Les circonstances de la cause révèlent donc que la rupture du contrat d'agent commercial a été provoquée par la société Editions Atlas SAS pour des raisons extérieures à l'exécution du contrat de sorte que celle-ci n'est pas fondée à prétendre se soustraire à l'indemnité légale de fin de contrat et de préavis.

Sur l'indemnisation réclamée

Monsieur Cotin réclame une indemnité légale de préavis de trois mois mais, postérieurement à la lettre du 27 juin 2008 s'assimilant à la rupture du contrat, il a pu continuer à exercer son activité pendant deux mois, ce qui s'explique par le fait que les effets de la décision le privant de nouveaux produits n'étaient pas immédiatement perceptibles surtout en période estivale. Ainsi, de la lettre du mandant en date du 16 septembre 2008, il ressort qu'il a obtenu en juillet et août 2008 un chiffre d'affaires d'un montant équivalent à celui des mois de juillet et août 2007. En revanche, le mois de septembre se caractérisait par une modification importante de la gamme. Une indemnité de préavis d'un montant de 1 300 euro HT conforme à la moyenne des commissions des mois précédents lui sera en conséquence allouée, soit TTC 1 554,80 euro.

Pour le calcul de l'indemnité de fin de contrat, il convient de ne prendre en considération que le montant des commissions perçues par l'agent commercial depuis le mois de juillet 2006, date à laquelle il a été indemnisé de la perte d'une partie de sa clientèle.

Il n'est pas discuté que des mois de septembre 2006 à août 2008, il a perçu un montant total de commissions de 33 495 euro. La cour dispose en conséquence des éléments d'appréciation suffisants pour fixer à ce montant l'indemnité de fin de contrat qui lui sera accordée.

Sur l'application de l'article 700 du Code de procédure civile

Il serait inéquitable de laisser à la charge de l'appelant l'intégralité des frais exposés par lui à l'occasion de la procédure et non compris dans les dépens, en sorte qu'il lui sera alloué une somme de 4 000 euro en application de l'article 700 du Code de procédure civile.

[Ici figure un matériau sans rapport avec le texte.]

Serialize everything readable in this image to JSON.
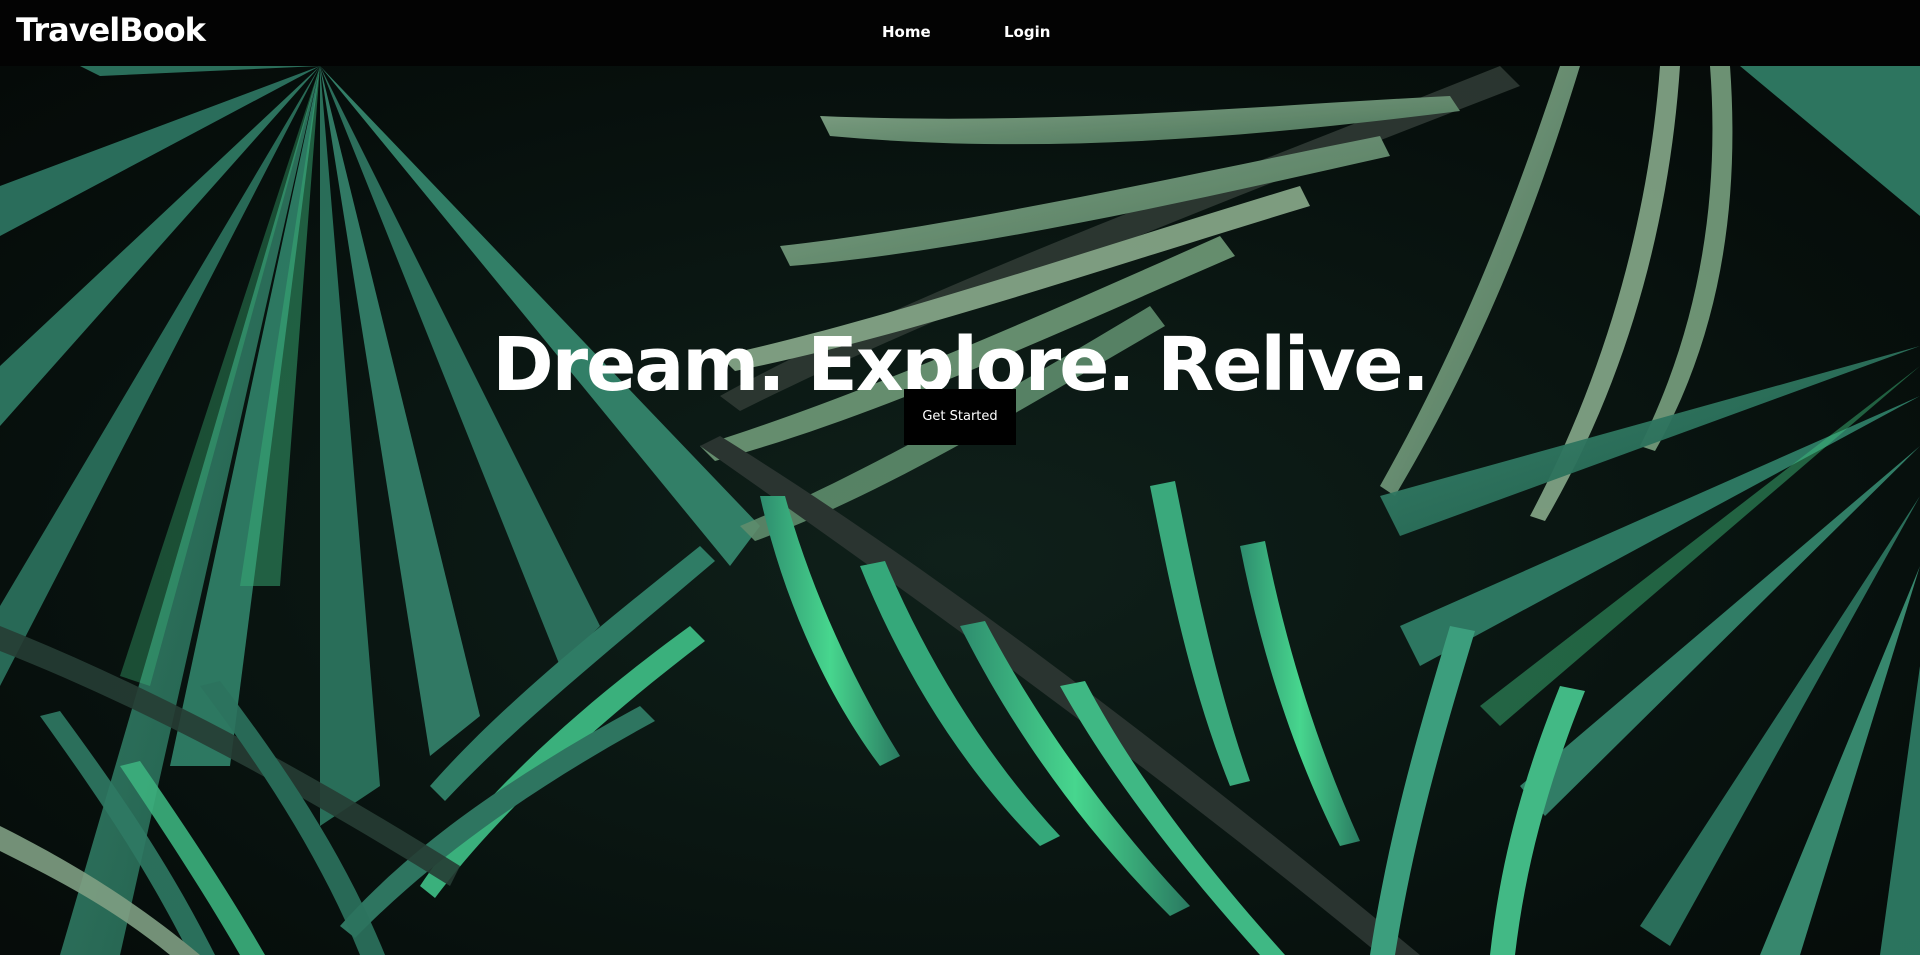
{
  "brand": {
    "name": "TravelBook"
  },
  "nav": {
    "items": [
      {
        "label": "Home"
      },
      {
        "label": "Login"
      }
    ]
  },
  "hero": {
    "headline": "Dream. Explore. Relive.",
    "cta_label": "Get Started",
    "background": "tropical-palm-leaves-image"
  },
  "colors": {
    "navbar_bg": "#030303",
    "text": "#ffffff",
    "cta_bg": "#000000",
    "leaf_dark": "#2f7a62",
    "leaf_light": "#7fa684",
    "leaf_bright": "#3fcf86"
  }
}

Par ces motifs : LA COUR, Ecarte des débats la pièce n° 43 communiquée par Monsieur Cotin ; Infirme le jugement rendu le 9 décembre 2010 par le Tribunal de commerce de Nantes ; Prononce la résiliation du contrat d'agent commercial aux torts de la société Editions Atlas SAS ; Condamne la société Editions Atlas SAS à payer à Monsieur Cotin : à titre d'indemnité de préavis, la somme de 1 554,80 euro TTC, à titre d'indemnité de fin de contrat, la somme de 33 495 euro, ces sommes portant intérêts au taux légal à compter du 10 avril 2009 ; Condamne la société Editions Atlas SAS à payer à Monsieur Cotin la somme de 4 000 euro en application de l'article 700 du Code de procédure civile ; Déboute les parties de toutes autres demandes contraires ou plus amples ; Condamne la société Editions Atlas SAS aux entiers dépens qui seront recouvrés conformément à l'article 699 du Code de procédure civile.